Monthly Discussion

 

 

The Likelihood of Microsoft's Break-up

 

The S-shaped curve of natural growth usually represents the evolution of an organism's size (a cumulative number). The organism's rate of growth is represented by the bell-shaped curve obtained from the S-curve via successive subtractions (taking the so-called mathematical derivative). The bell-shaped curve depicts the life cycle of the growth process, see Exhibit 3 below.

Many management theorists divide the life cycle into segments. They generally consider four periods according to the phase of growth: start-up, rapid growth, maturation, and declining growth. In my book Conquering Uncertainty I also divide the growth cycle into four segments but in a somewhat different way which allows me to associate each segment with one of the four seasons. My winter "season" describes the critical-growth periods encountered during the beginning and the end of the life cycle. These periods are characterized by low growth, are turbulent (chaotic fluctuations), and breeds surprises and fundamental change. Death comes naturally only in winter.

Winter is the beginning and the end. Products experience two winters in their lifetime. The first one while they are struggling for a foothold in the marketplace, and the second one while they are exiting and the follow-up product is fighting for the succession. By definition, the end of the first winter signals that the growth process has survived “infant mortality” and its future career is more or less guaranteed.

The season's metaphor is not used for poetic reasons. The advantage over the more traditional life-cycle segmentation is that our familiarity with images and mechanisms associated with nature’s four seasons can shed light and guide us through decision-making processes about business issues and other social endeavors. For example, summers are conservative and see little change. The low creativity during summers is only partially due to the heat in the weather. New undertakings are mainly disfavored because the living is easy and there is no reason to look for change. In contrast, animals (for example, foxes and sparrows) are known to become entrepreneurial in the winter. There is wisdom encoded in nature’s seasonal patterns and behaviors of species. One can study and transfer them to whatever situation depicts a succession of season-like stages.

What naturally happens is what should happen. In each season, the typical behavior observed is also the correct one, and has a better chance for success. Paths of least resistance ensure efficient survival. If what is done is not survival conducive, the organism does not survive and the behavior is no longer observable. Also natural patterns yield reliable projections because there laws behind them, such as, survival of the fittest.

 

 

Exhibit 3.  Segmentation of a business cycle into four seasons.

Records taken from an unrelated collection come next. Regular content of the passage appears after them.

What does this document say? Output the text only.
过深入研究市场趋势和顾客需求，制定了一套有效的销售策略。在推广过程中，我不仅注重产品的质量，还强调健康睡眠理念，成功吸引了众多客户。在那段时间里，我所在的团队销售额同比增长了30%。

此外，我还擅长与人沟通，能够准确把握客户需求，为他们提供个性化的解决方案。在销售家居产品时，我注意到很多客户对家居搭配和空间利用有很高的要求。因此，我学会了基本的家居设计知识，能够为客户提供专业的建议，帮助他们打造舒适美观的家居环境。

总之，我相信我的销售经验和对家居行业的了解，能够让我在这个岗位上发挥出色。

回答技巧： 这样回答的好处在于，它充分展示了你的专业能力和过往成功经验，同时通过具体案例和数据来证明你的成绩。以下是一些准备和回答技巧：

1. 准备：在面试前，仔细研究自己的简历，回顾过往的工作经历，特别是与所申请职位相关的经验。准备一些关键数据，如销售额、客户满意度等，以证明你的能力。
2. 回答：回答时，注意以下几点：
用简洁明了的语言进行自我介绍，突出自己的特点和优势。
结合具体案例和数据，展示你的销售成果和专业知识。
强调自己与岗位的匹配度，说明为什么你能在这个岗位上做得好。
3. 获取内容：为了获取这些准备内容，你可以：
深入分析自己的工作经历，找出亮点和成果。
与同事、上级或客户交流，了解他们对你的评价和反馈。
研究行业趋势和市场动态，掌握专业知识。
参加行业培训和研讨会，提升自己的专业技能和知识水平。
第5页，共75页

The bell-shaped curve on the bottom is calculated from the S-curve on the top. 

 

          Coming now to Microsoft we can study its growth pattern assuming it is a "species" filling a well-defined niche in the market. We can fit an S-shaped curve to it cumulative revenue (corrected for inflation) and then deduce an overall life cycle for Microsoft's growth process. Exhibit 4 shows the results.

          Microsoft finds itself presently in a late spring season. Even at the most pessimistic case (see lower intermittent line in the drawing) the earliest turning point (beginning of a fall season) is around 2005. In other words, the evolution of Microsoft is naturally endowed with still more growth in the years to come.      

 

 

Exhibit 4. The solid line is not a fit to the data. It has been calculated from an S-curve fit on the cumulative data. The intermittent lines indicated the 90% confidence level (what is likely to happen 9 times out of 10). The assignment of seasons is done according to the approach described in Conquering Uncertainty.*

 

Late spring is the least likely time for a company to break up. The typical break-up period is late fall. This does not mean that a break up of Microsoft is to be excluded. But it says that stopping Microsoft's growth at this point amounts to one of those "abnormal", rarely observed, and difficult to achieve interventions. Let us not forget that the Department of Justice launched an antitrust suit against IBM in 1968 to finally drop it 14 years later. IBM was traversing a summer season during those years.

          Whenever I am confronted with a choice I prefer to take my chances with nature's way rather than man's way. I have seen too many natural-growth process that proceeded to completion despite human attempts to intervene. Occasionally there have been exceptions, and there can be real accidents (e.g., Percy Shelley drowned indeed accidentally!) But it is amazing how many seemingly abrupt deaths have in fact been natural declines: Mozart, Hemmingway, Schubert, coal production in the UK, the Three Mile Island nuclear disaster, and many others (see Predictions).

According to the above reasoning, Microsoft has 9 chances out of 10 to continue growing inside the fork depicted by the intermittent lines in Exhibit 4.

 

 



* Modis, Theodore. 1998. Conquering Uncertainty. New York: McGraw-Hill (BusinessWeek Books).